Wednesday, August 20, 2008

Stop the ICE Raids

Congressmen Gutierrez and Baca denounce Bush, call on
ICE to stop raids

Mr. President, Stop These Raids on Our Communities

By Luis Gutierrez and Joe Baca

Chicago Tribune - August 6, 2008

http://www.chicagotribune.com/news/opinion/chi-oped0806raidaug06,0,3894335.story

As members of Congress, we have traveled to remote
corners of the world and had our eyes opened to some of
the worst human suffering imaginable - abject poverty,
meager wages, poor working conditions, paltry access to
legal counsel and a jarring lack of fairness in the
courts.

We never imagined that we would witness the same
injustices in a small American town just a five-hour
drive from Chicago.

During a visit to Postville, Iowa, last weekend, site
of the May 12 Immigration and Customs Enforcement raid
of the Agriprocessors meatpacking plant, we saw
firsthand how a broken Immigration system devastates a
small town.

Mothers bound to electronic bracelets were allowed
neither to work nor to return to their home countries,
leaving them without recourse to pay rent or feed their
children. Wives and children - many of them U.S.
citizens - were left to wonder where their husbands and
fathers had been taken, or where they would go next. To
this day, more than half of the wives do not know where
their husbands are.

Meanwhile, a 16-year-old boy spoke of working 17-hour
shifts, six days a week, without overtime on the kill
floor of a meatpacking plant. Women from the
slaughterhouse spoke of male supervisors demanding sex
in return for decent hours, decent pay and decent
treatment on the job. These workers were victimized,
only to be herded like animals when ICE swept the plant
and left their employers without punishment.

There is no mistaking that these men and women are
suffering at the hands of the U.S. government and our
president. Our broken Immigration system has paved a
way to the objectification of human beings at the
expense of our labor laws, U.S. workers' safety and
basic family values.

Instead of taking a stand against the outright
victimization of workers - many of them minors, and all
of them legally entitled to labor protections - the
Bush administration decided that meatpackers posed a
greater threat to our security than suspected
terrorists or physically abusive employers.

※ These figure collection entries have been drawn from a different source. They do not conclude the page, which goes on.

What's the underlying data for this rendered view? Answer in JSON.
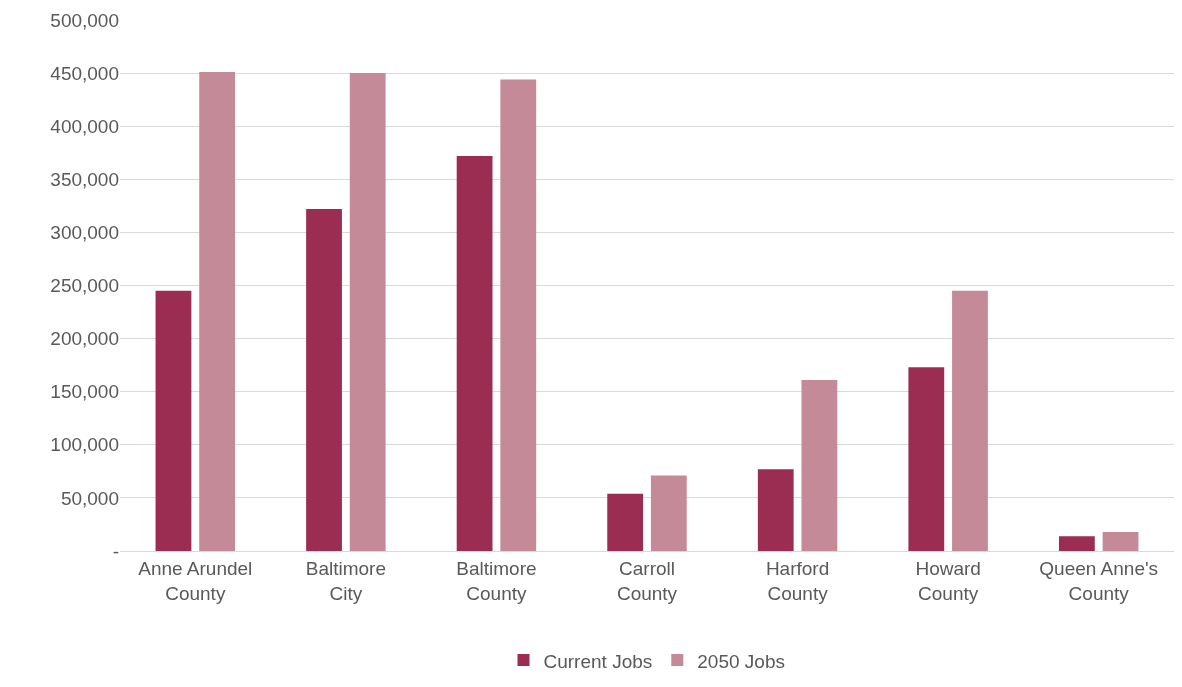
{
  "chart_data": {
    "type": "bar",
    "categories": [
      "Anne Arundel County",
      "Baltimore City",
      "Baltimore County",
      "Carroll County",
      "Harford County",
      "Howard County",
      "Queen Anne's County"
    ],
    "series": [
      {
        "name": "Current Jobs",
        "color": "#9b2d52",
        "values": [
          245000,
          322000,
          372000,
          54000,
          77000,
          173000,
          14000
        ]
      },
      {
        "name": "2050 Jobs",
        "color": "#c48a97",
        "values": [
          451000,
          450000,
          444000,
          71000,
          161000,
          245000,
          18000
        ]
      }
    ],
    "ylim": [
      0,
      500000
    ],
    "yticks": [
      {
        "value": 0,
        "label": "-"
      },
      {
        "value": 50000,
        "label": "50,000"
      },
      {
        "value": 100000,
        "label": "100,000"
      },
      {
        "value": 150000,
        "label": "150,000"
      },
      {
        "value": 200000,
        "label": "200,000"
      },
      {
        "value": 250000,
        "label": "250,000"
      },
      {
        "value": 300000,
        "label": "300,000"
      },
      {
        "value": 350000,
        "label": "350,000"
      },
      {
        "value": 400000,
        "label": "400,000"
      },
      {
        "value": 450000,
        "label": "450,000"
      },
      {
        "value": 500000,
        "label": "500,000"
      }
    ],
    "grid": "y",
    "legend": "bottom"
  }
}
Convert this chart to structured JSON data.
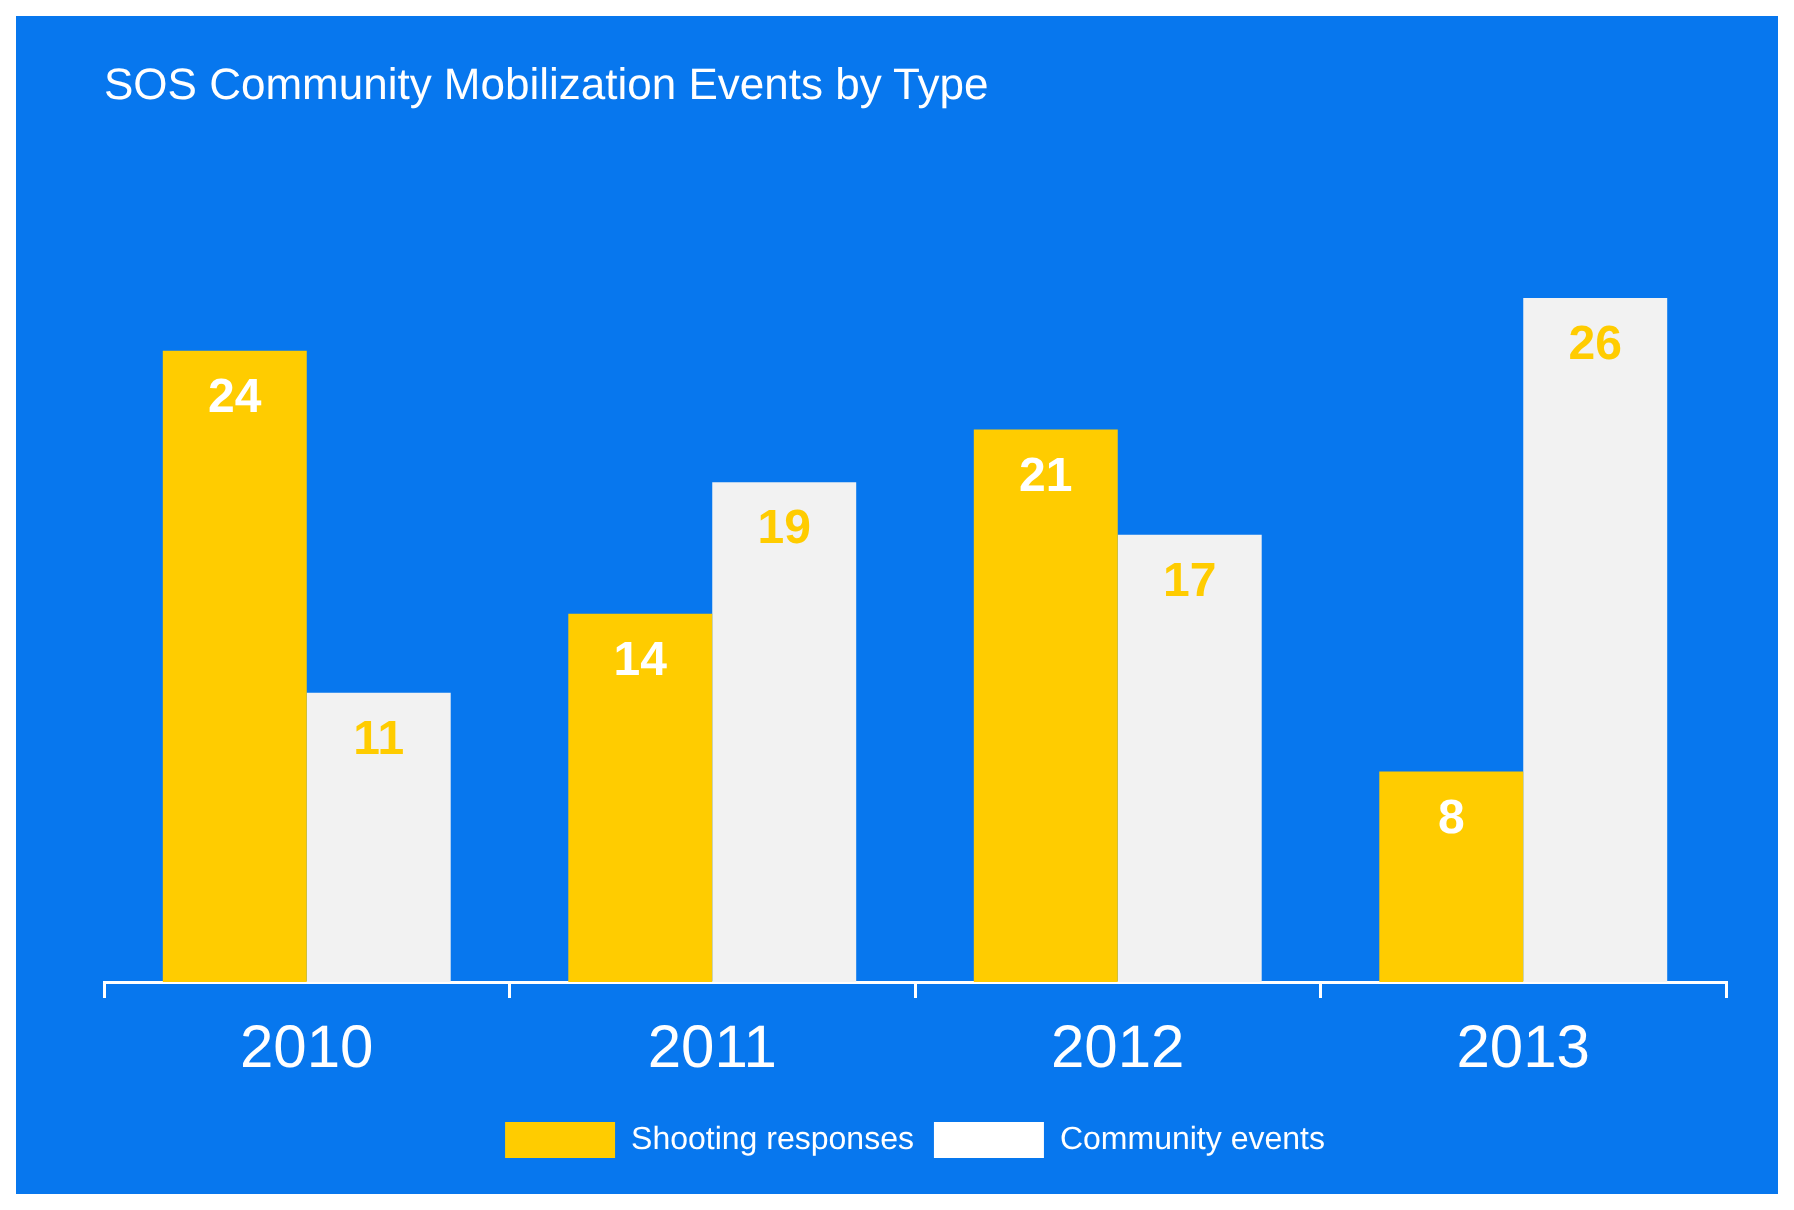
{
  "chart_data": {
    "type": "bar",
    "title": "SOS Community Mobilization Events by Type",
    "categories": [
      "2010",
      "2011",
      "2012",
      "2013"
    ],
    "series": [
      {
        "name": "Shooting responses",
        "color": "#ffcc00",
        "values": [
          24,
          14,
          21,
          8
        ]
      },
      {
        "name": "Community events",
        "color": "#f2f2f2",
        "values": [
          11,
          19,
          17,
          26
        ]
      }
    ],
    "data_labels": true,
    "grid": false,
    "legend": "bottom"
  }
}
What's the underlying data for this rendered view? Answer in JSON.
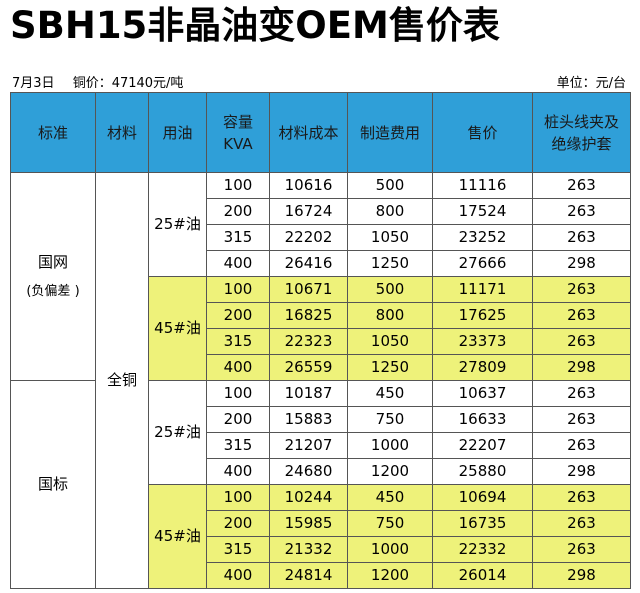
{
  "title": "SBH15非晶油变OEM售价表",
  "info": {
    "date": "7月3日",
    "copper_price": "铜价：47140元/吨",
    "unit": "单位：元/台"
  },
  "headers": {
    "standard": "标准",
    "material": "材料",
    "oil": "用油",
    "capacity_line1": "容量",
    "capacity_line2": "KVA",
    "material_cost": "材料成本",
    "manufacturing_fee": "制造费用",
    "price": "售价",
    "accessory_line1": "桩头线夹及",
    "accessory_line2": "绝缘护套"
  },
  "groups": {
    "guowang_line1": "国网",
    "guowang_line2": "(负偏差 )",
    "guobiao": "国标",
    "material": "全铜",
    "oil25": "25#油",
    "oil45": "45#油"
  },
  "rows": [
    {
      "kva": "100",
      "cost": "10616",
      "fee": "500",
      "price": "11116",
      "acc": "263"
    },
    {
      "kva": "200",
      "cost": "16724",
      "fee": "800",
      "price": "17524",
      "acc": "263"
    },
    {
      "kva": "315",
      "cost": "22202",
      "fee": "1050",
      "price": "23252",
      "acc": "263"
    },
    {
      "kva": "400",
      "cost": "26416",
      "fee": "1250",
      "price": "27666",
      "acc": "298"
    },
    {
      "kva": "100",
      "cost": "10671",
      "fee": "500",
      "price": "11171",
      "acc": "263"
    },
    {
      "kva": "200",
      "cost": "16825",
      "fee": "800",
      "price": "17625",
      "acc": "263"
    },
    {
      "kva": "315",
      "cost": "22323",
      "fee": "1050",
      "price": "23373",
      "acc": "263"
    },
    {
      "kva": "400",
      "cost": "26559",
      "fee": "1250",
      "price": "27809",
      "acc": "298"
    },
    {
      "kva": "100",
      "cost": "10187",
      "fee": "450",
      "price": "10637",
      "acc": "263"
    },
    {
      "kva": "200",
      "cost": "15883",
      "fee": "750",
      "price": "16633",
      "acc": "263"
    },
    {
      "kva": "315",
      "cost": "21207",
      "fee": "1000",
      "price": "22207",
      "acc": "263"
    },
    {
      "kva": "400",
      "cost": "24680",
      "fee": "1200",
      "price": "25880",
      "acc": "298"
    },
    {
      "kva": "100",
      "cost": "10244",
      "fee": "450",
      "price": "10694",
      "acc": "263"
    },
    {
      "kva": "200",
      "cost": "15985",
      "fee": "750",
      "price": "16735",
      "acc": "263"
    },
    {
      "kva": "315",
      "cost": "21332",
      "fee": "1000",
      "price": "22332",
      "acc": "263"
    },
    {
      "kva": "400",
      "cost": "24814",
      "fee": "1200",
      "price": "26014",
      "acc": "298"
    }
  ],
  "colors": {
    "header_bg": "#2f9fd8",
    "highlight_bg": "#eef27a"
  }
}
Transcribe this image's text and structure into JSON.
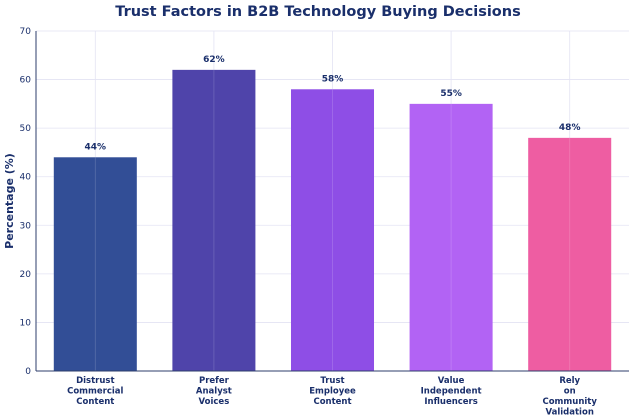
{
  "chart_data": {
    "type": "bar",
    "title": "Trust Factors in B2B Technology Buying Decisions",
    "xlabel": "",
    "ylabel": "Percentage (%)",
    "ylim": [
      0,
      70
    ],
    "yticks": [
      0,
      10,
      20,
      30,
      40,
      50,
      60,
      70
    ],
    "grid": true,
    "categories": [
      [
        "Distrust",
        "Commercial",
        "Content"
      ],
      [
        "Prefer",
        "Analyst",
        "Voices"
      ],
      [
        "Trust",
        "Employee",
        "Content"
      ],
      [
        "Value",
        "Independent",
        "Influencers"
      ],
      [
        "Rely",
        "on",
        "Community",
        "Validation"
      ]
    ],
    "values": [
      44,
      62,
      58,
      55,
      48
    ],
    "data_labels": [
      "44%",
      "62%",
      "58%",
      "55%",
      "48%"
    ],
    "colors": [
      "#2e4a94",
      "#4b40a8",
      "#8c4ae6",
      "#b060f4",
      "#ee5aa0"
    ]
  }
}
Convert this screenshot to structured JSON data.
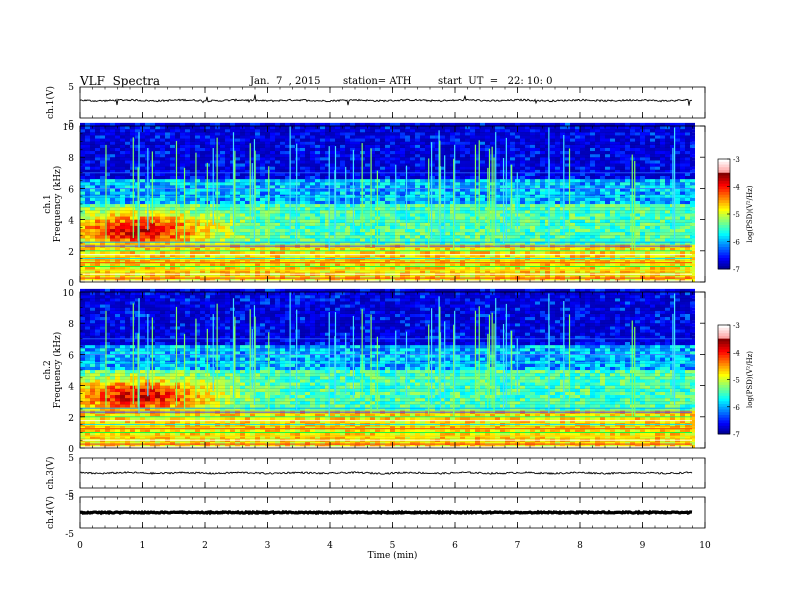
{
  "header": {
    "title": "VLF  Spectra",
    "date": "Jan.  7  , 2015",
    "station": "station= ATH",
    "start": "start  UT  =   22: 10: 0"
  },
  "chart_data": {
    "type": "heatmap",
    "xlabel": "Time  (min)",
    "xlim": [
      0,
      10
    ],
    "xticks": [
      "0",
      "1",
      "2",
      "3",
      "4",
      "5",
      "6",
      "7",
      "8",
      "9",
      "10"
    ],
    "panels": [
      {
        "ylabel": "ch.1(V)",
        "kind": "waveform",
        "ylim": [
          -5,
          5
        ],
        "ticks": [
          "5",
          "-5"
        ],
        "baseline": 0.3,
        "style": "thin"
      },
      {
        "ylabel": "ch.1\nFrequency  (kHz)",
        "kind": "spectrogram",
        "ylim": [
          0,
          10
        ],
        "ticks": [
          "0",
          "2",
          "4",
          "6",
          "8",
          "10"
        ],
        "colorbar": {
          "label": "log(PSD)(V²/Hz)",
          "range": [
            -7,
            -3
          ],
          "ticks": [
            "-3",
            "-4",
            "-5",
            "-6",
            "-7"
          ]
        }
      },
      {
        "ylabel": "ch.2\nFrequency  (kHz)",
        "kind": "spectrogram",
        "ylim": [
          0,
          10
        ],
        "ticks": [
          "0",
          "2",
          "4",
          "6",
          "8",
          "10"
        ],
        "colorbar": {
          "label": "log(PSD)(V²/Hz)",
          "range": [
            -7,
            -3
          ],
          "ticks": [
            "-3",
            "-4",
            "-5",
            "-6",
            "-7"
          ]
        }
      },
      {
        "ylabel": "ch.3(V)",
        "kind": "waveform",
        "ylim": [
          -5,
          5
        ],
        "ticks": [
          "5",
          "-5"
        ],
        "baseline": 0.0,
        "style": "thin"
      },
      {
        "ylabel": "ch.4(V)",
        "kind": "waveform",
        "ylim": [
          -5,
          5
        ],
        "ticks": [
          "5",
          "-5"
        ],
        "baseline": 0.0,
        "style": "thick"
      }
    ]
  }
}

Almost two years to the day before the administration
sent 900 ICE agents to storm Agriprocessors, President
George W. Bush appeared before the American people and
declared: "We're a nation of laws, and we must enforce
our laws. We're also a nation of immigrants, and we
must uphold that tradition, which has strengthened our
country in so many ways. These are not contradictory
goals. America can be a lawful society and a welcoming
society at the same time."

Postville has plainly shown that we are neither of
those things. We are not "lawful" when we interrupt
investigations spearheaded by our own Department of
Labor. We are not lawful when we implement fear tactics
and deportation-only policies simply to score cheap
political points with conservative pundits. We are not
lawful when we railroad men and women through the
judicial process, without adequate representation or a
full understanding of their rights.

We are certainly not "welcoming" when hardworking
mothers and fathers are prohibited from raising their
U.S. citizen children in the country of their birth, or
when those who work the longest hours at the most
undesirable jobs are treated like terrorists, simply
for waking up and going to work.

There is no other reasonable response than to demand
that Bush remember his words of welcome and his
commitment to law, by placing a moratorium on
Immigration raids until we have passed effective,
comprehensive reform. The nation that we love, respect
and serve is better than this. Bush stood before the
American people and proclaimed:

"An Immigration reform bill needs to be comprehensive,
because all elements of this problem must be addressed
together, or none of them will be solved at all."

But headline-grabbing tactics like the Postville raid
had nothing to do with comprehensive reform. Bush has
forgotten his promise.

No one benefits when taxpayers pay $590,000 a month to
jail Postville's detainees. As a society, we fail when
our factories are less safe, when the perpetrators go
uncharged or when our laws remove infants from nursing
mothers and create broken homes for U.S. citizen
children.

We can all agree that we need Immigration reform that
is tough on enforcement. However, any system which
fails to respect the enormous contributions immigrants
make to our workforce, that fails to reflect our proud
history of welcoming those who seek a better life and
that fails to protect all U.S. workers and our
homeland, fails the American people.

The Postville raid failed our nation on all three of
those levels. Any future raid would be equally and
profoundly inexcusable and cause yet another avoidable
blight on our history.

Rep. Luis Gutierrez (D-Ill.) is chair of the
Congressional Hispanic Caucus' Immigration Task Force
and Rep. Joe Baca (D-Calif.) is chair of the caucus.